Move the mouse cursor to specific positions or UI elements:

// Move to absolute coordinates
await move({ coordinates: "500,300" })

// Move to center of screen
await move({ center: true })

// Move to a specific UI element
await move({ id: "B1" })

// Smooth movement with animation
await move({ coordinates: "100,200", smooth: true, duration: 1000 })

🎯 The `drag` Tool

Perform drag and drop operations between UI elements or coordinates:

// Drag from one element to another
await drag({ from: "B1", to: "T1" })

// Drag using coordinates
await drag({ from_coords: "100,100", to_coords: "500,500" })

// Drag with modifiers (e.g., holding shift)
await drag({ from: "I1", to: "G2", modifiers: "shift" })

// Cross-application drag
await drag({ from: "T1", to_app: "Finder", to_coords: "300,400" })

🔐 The `permissions` Tool

Check macOS system permissions required for automation:

// Check all permissions
await permissions({})

// Returns permission status for:
// - Screen Recording (required for screenshots)
// - Accessibility (required for UI automation)

📝 The `run` Tool - Automation Scripts

Execute complex automation workflows from JSON script files:

// Run a script
await run({ script_path: "/path/to/login.peekaboo.json" })

// Continue on error
await run({ script_path: "test.peekaboo.json", no_fail_fast: true })

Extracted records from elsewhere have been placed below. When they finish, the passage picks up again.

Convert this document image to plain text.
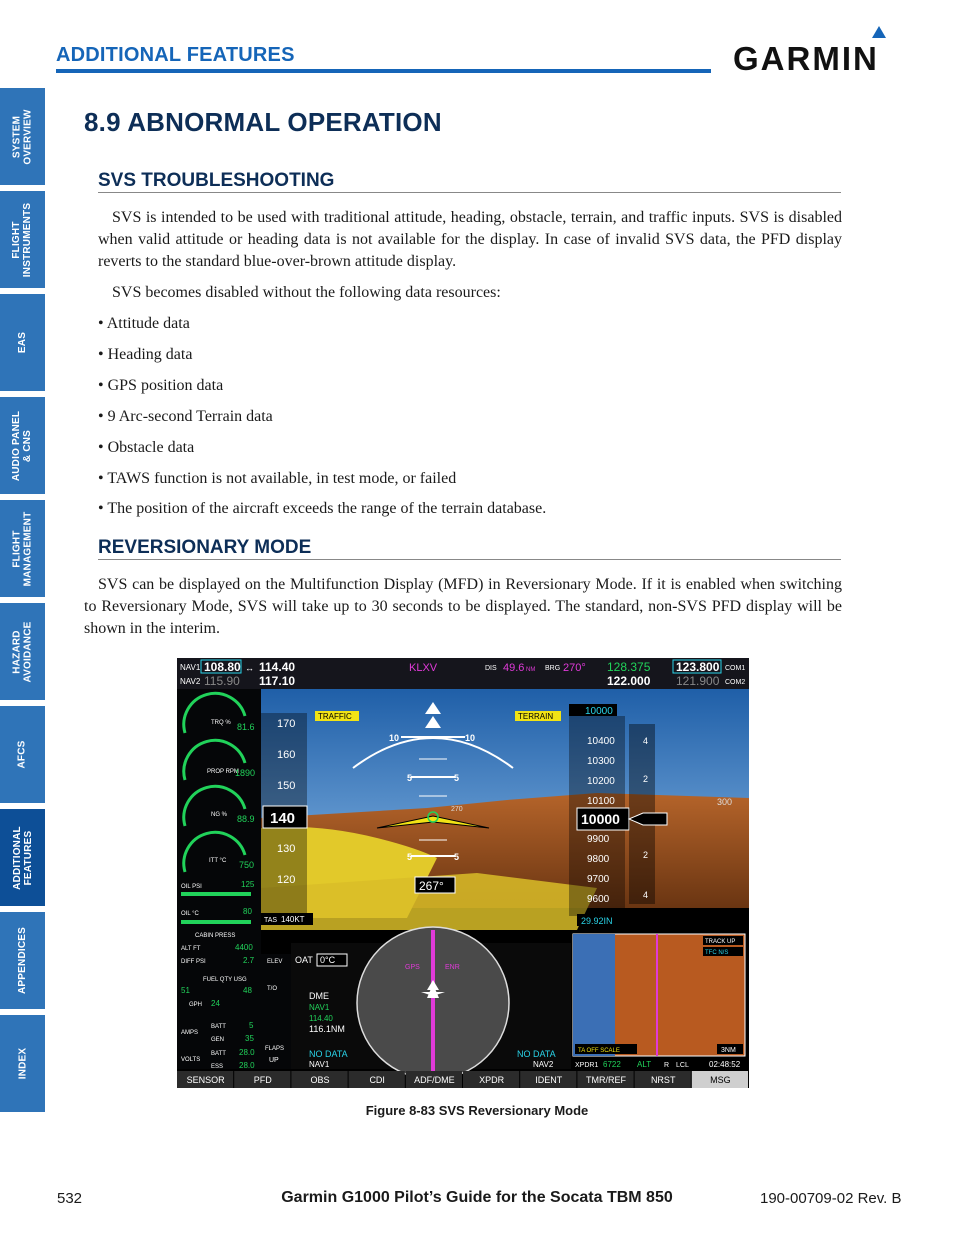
ADDITIONAL FEATURES	GARMIN
SYSTEM
OVERVIEW
FLIGHT
INSTRUMENTS
EAS
AUDIO PANEL
& CNS
FLIGHT
MANAGEMENT
HAZARD
AVOIDANCE
AFCS
ADDITIONAL
FEATURES
APPENDICES
INDEX
8.9 ABNORMAL OPERATION
SVS TROUBLESHOOTING
SVS is intended to be used with traditional attitude, heading, obstacle, terrain, and traffic inputs. SVS is disabled when valid attitude or heading data is not available for the display. In case of invalid SVS data, the PFD display reverts to the standard blue-over-brown attitude display.
SVS becomes disabled without the following data resources:
• Attitude data
• Heading data
• GPS position data
• 9 Arc-second Terrain data
• Obstacle data
• TAWS function is not available, in test mode, or failed
• The position of the aircraft exceeds the range of the terrain database.
REVERSIONARY MODE
SVS can be displayed on the Multifunction Display (MFD) in Reversionary Mode. If it is enabled when switching to Reversionary Mode, SVS will take up to 30 seconds to be displayed. The standard, non-SVS PFD display will be shown in the interim.
NAV1
NAV2
108.80 ↔ 114.40
115.90 117.10
KLXV	DIS 49.6 NM BRG 270° 128.375 123.800 COM1
122.000 121.900 COM2
TRQ % 81.6
PROP RPM
1890
NG % 88.9
ITT °C 750
OIL PSI	125
OIL °C	80
CABIN PRESS
ALT FT	4400
DIFF PSI	2.7
FUEL QTY USG
51	48
GPH 24
BATT
AMPS
5
GEN	35
BATT
VOLTS
28.0
ESS 28.0
ELEV
T/O
FLAPS
UP
300
270
TRAFFIC	TERRAIN
10	10
5	5
5	5
170
160
150
130
120
140
TAS 140KT
10000
10400
10300
10200
10100
9900
9800
9700
9600
10000
4
2
2
4
29.92IN
267°
GPS	ENR
OAT 0°C
DME
NAV1
114.40
116.1NM
NO DATA
NAV1
NO DATA
NAV2
TRACK UP
TFC N/S
TA OFF SCALE	3NM
XPDR1 6722 ALT R LCL	02:48:52
SENSOR	PFD	OBS	CDI	ADF/DME	XPDR	IDENT	TMR/REF	NRST	MSG
Figure 8-83 SVS Reversionary Mode
532	Garmin G1000 Pilot’s Guide for the Socata TBM 850	190-00709-02 Rev. B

Script Format (.peekaboo.json)

{
  "name": "Login to Website",
  "description": "Automated login workflow",
  "commands": [
    {
      "command": "see",
      "args": { "app_target": "Safari" },
      "comment": "Capture current state"
    },
    {
      "command": "click",
      "args": { "query": "Email" },
      "comment": "Click email field"
    },
    {
      "command": "type",
      "args": { "text": "user@example.com" }
    },
    {
      "command": "click",
      "args": { "query": "Password" }
    },
    {
      "command": "type",
      "args": { "text": "secure_password" }
    },
    {
      "command": "click",
      "args": { "query": "Sign In" }
    },
    {
      "command": "sleep",
      "args": { "duration": 2000 },
      "comment": "Wait for login"
    }
  ]
}

🎯 Automatic Window Focus Management

Peekaboo v3 includes intelligent window focus management that ensures your automation commands target the correct window, even across different macOS Spaces (virtual desktops).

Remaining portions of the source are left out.